San Giustino San Giustino

Nella sua conversione al Cristianesimo contribuirono anche le storie dei martiri: vedendoli impavidi di fronte alla morte e nel difendere la loro fede, Giustino si convinse che i cristiani non vivessero nel vizio e nella concupiscenza. Quale uomo rinuncerebbe ai beni terreni se non fosse in possesso della Verità? Una volta convertito non abbandonò la filosofia che restò per lui un pilastro importante nelle sue dottrine. Giustino definì la filosofia come il più prezioso dei beni agli occhi di Dio e l’unico che a Lui conduce e a Lui ci unisce, e sono davvero uomini di Dio coloro che hanno volto l’animo alla filosofia. Giustino insegnò ai suoi discepoli una dottrina del tutto innovativa per quei tempi.

Giustino viaggiò molto come filosofo-evangelizzatore. Arrivato a Roma fondò una scuola filosofica cristiana dove introdusse la dottrina del Logos (Verbo) incarnato in Gesù. Giustino visse in un periodo di feroci persecuzioni contro i cristiani da parte dell'Impero Romano. Le sue opere celebri sono il Dialogo con Trifone, la Prima Apologia dei Cristiani e la Seconda Apologia dei Cristiani, scritte dal santo in difesa del Cristianesimo contro i pregiudizi e l'ingiustizia dell'impero romano.

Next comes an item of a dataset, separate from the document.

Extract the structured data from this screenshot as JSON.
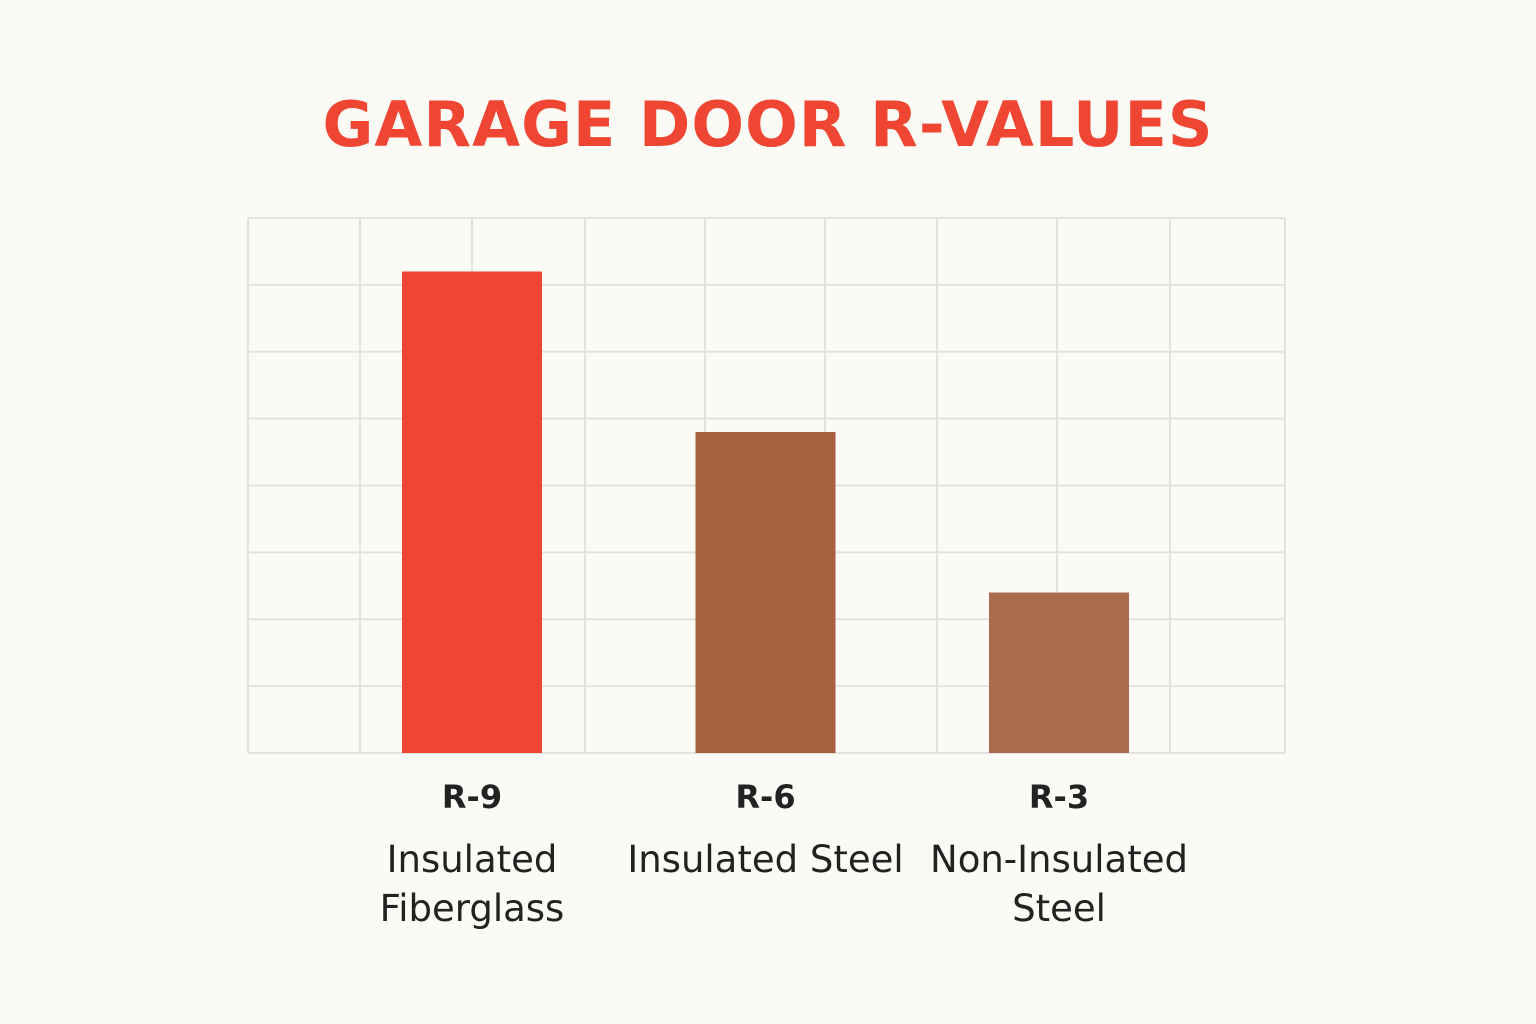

Nel Dialogo con Trifone e nella Prima apologia, egli fa riferimento alla sapienza antica dei profeti. Giustino cerca di provare che le profezie riportate nell'Antico Testamento hanno trovato compimento in Gesù Cristo. Dalla nascita fino alla morte e alla resurrezione di Cristo ci sono state tramandate testimonianze scritte per essere conoscitori dei fatti. Nel Dialogo con Trifone, Giustino parla della sua conversione e impersonificando un rabbino, manifesta le obiezioni dei giudei riguardo il Cristo. Probabilmente le due apologie vennero indirizzate agli imperatori e al senato romano per difendere con ardore i cristiani dalle persecuzioni e queste opere gli costarono la sua stessa vita.

Giustino venne catturato insieme a sette discepoli con l'accusa di essere ateo. Il santo e i suoi discepoli furono condotti dinanzi al tribunale di Roma per essere giudicati dal prefetto Rustico. Giustino e i sette discepoli vennero condannati a morte da Rustico, dopo che si rifiutarono tutti di rinnegare la loro fede in Cristo.Vennero tutti decapitati. Il luogo della sua sepoltura è ignoto. San Giustino è Patrono dei filosofi.